L’ouvrage remporte un succès immédiat, confirmé par cinq rééditions et réimpressions successives. D’emblée, Figuier a trouvé son style. Son principal modèle sont les Notices biographiques de François Arago, à qui il emprunte le recours à l’histoire comme méthode d’exposition de l’information scientifique et technique1.

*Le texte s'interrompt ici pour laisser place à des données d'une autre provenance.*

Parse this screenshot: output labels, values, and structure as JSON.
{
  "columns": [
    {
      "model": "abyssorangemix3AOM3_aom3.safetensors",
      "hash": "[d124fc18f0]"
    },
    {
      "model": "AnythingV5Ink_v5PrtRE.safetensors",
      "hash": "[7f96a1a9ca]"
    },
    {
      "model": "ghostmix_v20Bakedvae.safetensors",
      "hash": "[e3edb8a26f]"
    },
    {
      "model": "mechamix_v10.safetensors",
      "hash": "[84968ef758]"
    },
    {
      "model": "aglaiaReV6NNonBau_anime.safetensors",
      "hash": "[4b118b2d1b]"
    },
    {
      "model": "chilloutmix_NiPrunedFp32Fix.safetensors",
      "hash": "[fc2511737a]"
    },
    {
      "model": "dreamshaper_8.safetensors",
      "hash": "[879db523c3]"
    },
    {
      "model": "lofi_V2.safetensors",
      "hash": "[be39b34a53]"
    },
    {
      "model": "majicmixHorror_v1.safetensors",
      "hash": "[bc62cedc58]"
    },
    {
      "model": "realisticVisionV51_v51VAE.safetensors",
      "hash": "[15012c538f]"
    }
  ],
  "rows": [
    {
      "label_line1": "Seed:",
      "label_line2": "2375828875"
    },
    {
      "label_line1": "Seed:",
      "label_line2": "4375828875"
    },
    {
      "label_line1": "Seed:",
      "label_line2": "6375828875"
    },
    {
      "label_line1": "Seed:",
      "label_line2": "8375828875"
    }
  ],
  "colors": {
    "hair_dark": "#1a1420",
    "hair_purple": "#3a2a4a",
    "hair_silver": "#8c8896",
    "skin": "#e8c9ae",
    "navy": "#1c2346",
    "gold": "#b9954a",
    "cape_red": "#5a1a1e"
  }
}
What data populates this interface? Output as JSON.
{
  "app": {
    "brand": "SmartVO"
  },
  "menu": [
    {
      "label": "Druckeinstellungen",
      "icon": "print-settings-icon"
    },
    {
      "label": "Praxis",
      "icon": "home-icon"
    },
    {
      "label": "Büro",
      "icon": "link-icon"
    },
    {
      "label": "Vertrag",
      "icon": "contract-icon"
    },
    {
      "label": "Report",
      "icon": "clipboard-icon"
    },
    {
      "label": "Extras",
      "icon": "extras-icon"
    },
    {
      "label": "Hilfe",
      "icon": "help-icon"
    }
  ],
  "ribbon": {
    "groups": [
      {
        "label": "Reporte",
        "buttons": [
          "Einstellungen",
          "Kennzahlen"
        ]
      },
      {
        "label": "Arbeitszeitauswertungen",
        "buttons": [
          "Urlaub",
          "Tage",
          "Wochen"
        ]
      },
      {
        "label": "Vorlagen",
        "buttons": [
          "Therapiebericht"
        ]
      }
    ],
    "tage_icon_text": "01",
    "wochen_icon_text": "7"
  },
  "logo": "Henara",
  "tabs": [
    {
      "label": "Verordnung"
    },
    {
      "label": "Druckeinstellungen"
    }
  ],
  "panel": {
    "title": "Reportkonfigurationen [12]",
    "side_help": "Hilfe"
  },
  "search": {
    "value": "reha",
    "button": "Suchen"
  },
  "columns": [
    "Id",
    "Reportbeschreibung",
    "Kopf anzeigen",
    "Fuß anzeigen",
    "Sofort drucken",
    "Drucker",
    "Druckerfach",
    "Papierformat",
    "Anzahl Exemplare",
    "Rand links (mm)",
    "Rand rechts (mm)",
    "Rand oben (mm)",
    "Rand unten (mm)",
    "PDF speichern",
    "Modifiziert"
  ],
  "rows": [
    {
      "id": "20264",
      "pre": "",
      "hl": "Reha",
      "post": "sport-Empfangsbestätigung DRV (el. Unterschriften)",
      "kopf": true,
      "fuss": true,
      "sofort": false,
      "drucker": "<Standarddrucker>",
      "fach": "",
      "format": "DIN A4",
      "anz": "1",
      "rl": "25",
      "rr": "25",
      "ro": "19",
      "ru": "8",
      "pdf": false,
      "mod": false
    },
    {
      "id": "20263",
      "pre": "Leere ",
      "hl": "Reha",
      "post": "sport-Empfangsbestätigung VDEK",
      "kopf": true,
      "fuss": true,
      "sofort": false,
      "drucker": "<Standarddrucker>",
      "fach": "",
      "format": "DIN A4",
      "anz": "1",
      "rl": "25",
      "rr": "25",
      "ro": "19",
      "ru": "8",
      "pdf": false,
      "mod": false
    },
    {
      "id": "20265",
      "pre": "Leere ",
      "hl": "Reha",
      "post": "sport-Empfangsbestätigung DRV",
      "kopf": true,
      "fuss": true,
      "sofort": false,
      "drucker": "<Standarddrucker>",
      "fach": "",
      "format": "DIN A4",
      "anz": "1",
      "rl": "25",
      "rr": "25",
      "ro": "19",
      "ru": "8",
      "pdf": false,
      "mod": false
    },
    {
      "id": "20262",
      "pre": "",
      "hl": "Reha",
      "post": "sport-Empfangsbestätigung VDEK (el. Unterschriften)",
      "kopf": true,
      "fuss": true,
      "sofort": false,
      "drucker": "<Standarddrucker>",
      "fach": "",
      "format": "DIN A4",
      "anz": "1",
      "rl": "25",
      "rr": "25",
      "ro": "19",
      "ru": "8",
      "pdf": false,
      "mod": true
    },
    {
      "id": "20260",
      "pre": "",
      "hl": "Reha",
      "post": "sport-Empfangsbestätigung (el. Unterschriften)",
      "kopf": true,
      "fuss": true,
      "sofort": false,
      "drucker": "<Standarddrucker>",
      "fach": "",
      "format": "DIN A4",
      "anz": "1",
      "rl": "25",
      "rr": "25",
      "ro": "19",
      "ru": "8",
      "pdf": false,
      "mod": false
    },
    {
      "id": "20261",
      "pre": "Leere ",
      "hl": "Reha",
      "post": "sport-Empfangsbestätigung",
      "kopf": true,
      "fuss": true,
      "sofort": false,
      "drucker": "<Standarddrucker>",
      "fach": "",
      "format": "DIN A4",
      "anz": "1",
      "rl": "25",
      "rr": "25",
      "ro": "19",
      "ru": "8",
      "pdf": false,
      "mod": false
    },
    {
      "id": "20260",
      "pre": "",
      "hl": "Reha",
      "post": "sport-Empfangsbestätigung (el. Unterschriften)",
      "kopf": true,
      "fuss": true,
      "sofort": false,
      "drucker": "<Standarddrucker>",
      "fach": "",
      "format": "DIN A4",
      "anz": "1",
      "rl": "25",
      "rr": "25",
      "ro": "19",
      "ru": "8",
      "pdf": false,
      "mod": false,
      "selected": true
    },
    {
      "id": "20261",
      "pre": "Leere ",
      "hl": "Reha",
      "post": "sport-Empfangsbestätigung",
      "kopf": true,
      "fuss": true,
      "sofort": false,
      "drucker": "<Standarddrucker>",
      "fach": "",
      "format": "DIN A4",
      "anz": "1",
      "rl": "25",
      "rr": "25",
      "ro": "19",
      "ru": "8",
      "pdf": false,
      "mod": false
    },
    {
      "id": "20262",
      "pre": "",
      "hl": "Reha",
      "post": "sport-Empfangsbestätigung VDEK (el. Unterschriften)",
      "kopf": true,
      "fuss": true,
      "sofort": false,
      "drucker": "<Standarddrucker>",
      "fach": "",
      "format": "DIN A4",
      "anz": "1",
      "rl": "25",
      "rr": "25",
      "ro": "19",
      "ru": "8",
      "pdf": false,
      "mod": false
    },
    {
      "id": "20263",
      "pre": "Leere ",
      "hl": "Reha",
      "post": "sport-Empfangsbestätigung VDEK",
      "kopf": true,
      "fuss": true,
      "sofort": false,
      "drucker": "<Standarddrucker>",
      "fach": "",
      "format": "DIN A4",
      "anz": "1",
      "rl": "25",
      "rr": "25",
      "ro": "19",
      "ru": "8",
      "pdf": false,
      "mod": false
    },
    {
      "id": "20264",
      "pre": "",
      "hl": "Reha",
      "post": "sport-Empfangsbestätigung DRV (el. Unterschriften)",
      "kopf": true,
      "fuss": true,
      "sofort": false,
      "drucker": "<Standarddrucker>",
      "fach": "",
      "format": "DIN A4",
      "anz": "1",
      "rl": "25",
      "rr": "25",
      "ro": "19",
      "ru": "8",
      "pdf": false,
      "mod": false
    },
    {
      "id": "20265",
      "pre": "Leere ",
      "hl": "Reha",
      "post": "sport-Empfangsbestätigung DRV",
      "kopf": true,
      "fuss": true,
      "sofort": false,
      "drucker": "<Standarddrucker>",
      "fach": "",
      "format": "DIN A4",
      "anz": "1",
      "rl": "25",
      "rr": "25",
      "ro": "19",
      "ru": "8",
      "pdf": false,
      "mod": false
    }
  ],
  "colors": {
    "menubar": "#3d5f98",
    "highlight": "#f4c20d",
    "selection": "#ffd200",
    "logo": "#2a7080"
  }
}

Il y adjoint un sens aigu de la narration et de l’imagination dramatique, appuyés sur l’anecdote et le dialogue en style direct. Loin du lyrisme d’un Michelet, Figuier est plus proche de la verve d’un Dumas: son écriture, simple et vivante, donne l’impression d’assister sur le vif aux événements cruciaux de l’histoire. La dimension technique est soigneusement escamotée: procédures ou dispositifs font l’objet de descriptions élémentaires, qui ont vocation à rassurer le lecteur sur la qualité de l’expertise. Malgré les réelles compétences scientifiques de Figuier, son approche reste celle d’un littéraire et d’un compilateur: à aucun moment il ne procède à une expérimentation ou une vérification, fut-elle théorique, et son récit peut très bien reproduire une description fautive, lorsque celle-ci figure dans la source employée.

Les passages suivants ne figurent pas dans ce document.